O antigo Colégio está visivelmente degradado.

O antigo Colégio está visivelmente degradado. Foto: Rita Neves Costa

Rui Moreira é da opinião de que o município deve sempre “avaliar a possibilidade de fazer um bom negócio”, o que pode passar pela aquisição de património para o qual tenha uso desde que a compra esteja balizada pelo valor do mercado ou esteja mesmo abaixo desse, cumprindo dessa forma, em simultâneo, uma função de quase regulador ao “formalizar o mercado”.

“Com preços claramente inferiores ao mercado aceito”, retorquiu Álvaro Almeida, “mas ao preço do mercado está a aumentar a procura àquele preço e portanto a contribuir para o aumento do preço e da procura naquela zona”.

Manuel Pizarro entende “os riscos económicos” de uma intervenção da autarquia, mas considera ser essa a melhor solução para uma cidade “mais equilibrada”.
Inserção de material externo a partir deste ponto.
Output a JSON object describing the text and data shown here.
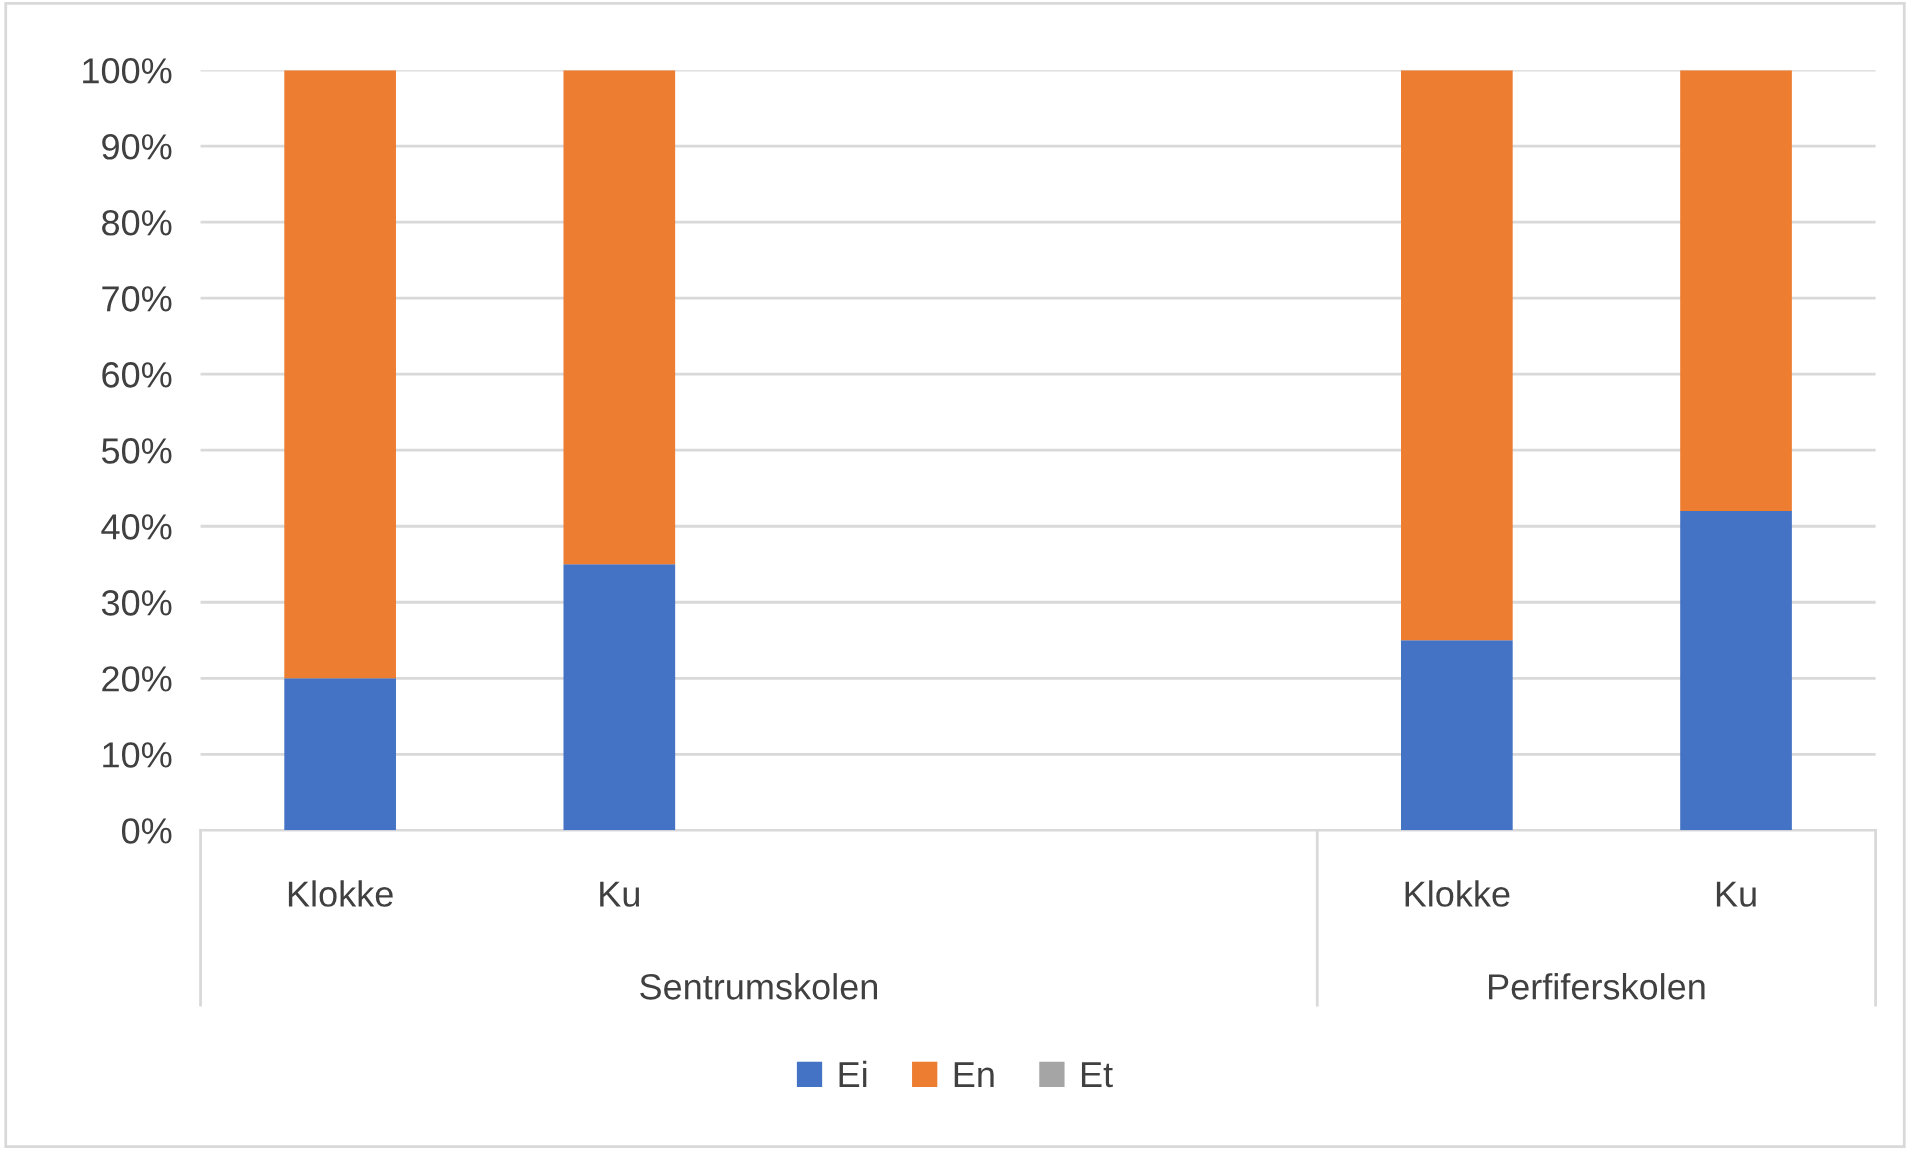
{
  "chart_data": {
    "type": "bar",
    "stacked": true,
    "categories": [
      "Klokke",
      "Ku",
      null,
      null,
      "Klokke",
      "Ku"
    ],
    "series": [
      {
        "name": "Ei",
        "color": "#4472c4",
        "values": [
          20,
          35,
          null,
          null,
          25,
          42
        ]
      },
      {
        "name": "En",
        "color": "#ed7d31",
        "values": [
          80,
          65,
          null,
          null,
          75,
          58
        ]
      },
      {
        "name": "Et",
        "color": "#a5a5a5",
        "values": [
          null,
          null,
          null,
          null,
          null,
          null
        ]
      }
    ],
    "annotations": [
      "Sentrumskolen",
      "Perfiferskolen"
    ],
    "ylim": [
      0,
      100
    ],
    "yticks": [
      {
        "value": 0,
        "label": "0%"
      },
      {
        "value": 10,
        "label": "10%"
      },
      {
        "value": 20,
        "label": "20%"
      },
      {
        "value": 30,
        "label": "30%"
      },
      {
        "value": 40,
        "label": "40%"
      },
      {
        "value": 50,
        "label": "50%"
      },
      {
        "value": 60,
        "label": "60%"
      },
      {
        "value": 70,
        "label": "70%"
      },
      {
        "value": 80,
        "label": "80%"
      },
      {
        "value": 90,
        "label": "90%"
      },
      {
        "value": 100,
        "label": "100%"
      }
    ],
    "grid": "y",
    "legend": "bottom"
  }
}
À frente, Ricardo Valente, vereador com a pasta da Economia e também ele professor na FEP, veio considerar “um mito” a avaliação feita por Álvaro Almeida, uma vez que os números dão conta de uma intervenção “ínfima” da autarquia – seis imóveis em 513 transacionados no centro histórico em 2016, segundo os dados que citou. Preferência sim, mas “sem ceder à especulação”, o que aconteceria, defendeu, se a câmara igualasse valores que estão acima da avaliação de mercado, como acontece no antigo Colégio Almeida Garrett; a segunda condição a cumprir será  haver “utilidade estratégica” para o município.